Ask Your Question

Revision history [back]

click to hide/show revision 1
initial version

I have found the answer to the problem myself. The solution is to enable the "Allow Promiscuous Mode" policy on the port group of the ESXi vSwitch where the interfaces of the OpenStack public network are connected. See below for the complete story, background and some words about the negative performance impact of setting this policy.

As for the complete story: it turns out two assumptions I had were wrong. The first was that virtual ports on an ESXi vSwitch perform MAC learning just like normal switch ports do. It turns out that isn't the case. Since ESXi knows the MAC address of the virtualized Ethernet adapter, it can use that information in the virtual switch: there's simply no need to do MAC learning. By setting the "Allow forged transmits" policy I allowed the virtual Ethernet adapter to send frames coming from different source MAC addresses, but frames coming in from the network to of those MAC addresses were dropped by the vSwitch - while I was under the assumption that these were delivered.
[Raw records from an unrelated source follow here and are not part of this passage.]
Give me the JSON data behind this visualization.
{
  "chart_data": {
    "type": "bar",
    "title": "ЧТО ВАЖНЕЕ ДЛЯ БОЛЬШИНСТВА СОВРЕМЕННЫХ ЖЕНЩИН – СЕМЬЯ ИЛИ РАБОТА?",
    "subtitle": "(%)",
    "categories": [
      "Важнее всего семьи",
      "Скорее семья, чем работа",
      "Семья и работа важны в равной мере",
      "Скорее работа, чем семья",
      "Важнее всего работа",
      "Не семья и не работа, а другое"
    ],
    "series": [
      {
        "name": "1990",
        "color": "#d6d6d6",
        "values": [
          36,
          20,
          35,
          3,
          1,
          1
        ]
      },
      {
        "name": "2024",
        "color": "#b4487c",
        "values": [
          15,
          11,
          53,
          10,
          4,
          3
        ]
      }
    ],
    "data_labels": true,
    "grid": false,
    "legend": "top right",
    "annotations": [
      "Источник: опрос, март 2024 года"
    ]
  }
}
This explains what I've seen quite nicely: when a host on the physical network pings the OpenStack router interface, the host will send out an ARP request for the OpenStack router interface IP address. Since an ARP request is an Ethernet broadcast, the vSwitch will send it to all virtual switchports in the segment. So, the router interface sees it, and will reply to it with the MAC address OpenStack made up for that router interface. The physical host sees the ARP response, and will start sending ICMP Echo Requests to the MAC address it just found out (instead of sending as an Ethernet broadcast). As explained above, the vSwitch will simply drop these frames so communication will fail.

My second incorrect assumption was that traffic from the controller node to the OpenStack router interface (also on the controller node) would remain entirely within the controller node, and that for that reason the vSwitch configuration would not have any effect on this sort of traffic. Again, this is not the case: I got bitten by Linux network namespaces here. A regular login shell runs in another network namespace than the OpenStack router interface lives in. The network namespace where the regular login shell lives in does not have a route to the OpenStack router interface, so it sends traffic to that address to the default gateway - which means it passes through the virtual vSwitch port of the controller node and is subject to the same phenomenon described above: the vSwitch drops it.

The solution turned out to be very simple: configure the "Allow Promiscuous Mode" policy for ESXi vSwitch port group where the OpenStack public network lives. After doing this, everything worked as it should.

Note that there are downsides to this, since Promiscuous Mode on a vSwitch probably does not do what you think it does (unless you're familiar with vSwitches already). Promiscuous Mode doesn't enable MAC address learning or something, no: it means that all traffic is duplicated and sent to all virtual network ports affected by the policy. This allows a Virtual Machine to set its virtualized Ethernet adapter to promiscuous mode, and see all traffic traversing the vSwitch. Just setting a vSwitch or port group within it to Promiscuous Mode can have quite a performance impact. (See http://www.virtuallyghetto.com/2014/08/new-vmware-fling-to-improve-networkcpu-performance-when-using-promiscuous-mode-for-nested-esxi.html for a hack that implements a rudimentary MAC address learning mechanism, so that this traffic duplication does not happen. It is not advisable for production systems, but can be helpful in testing or experimenting setups.)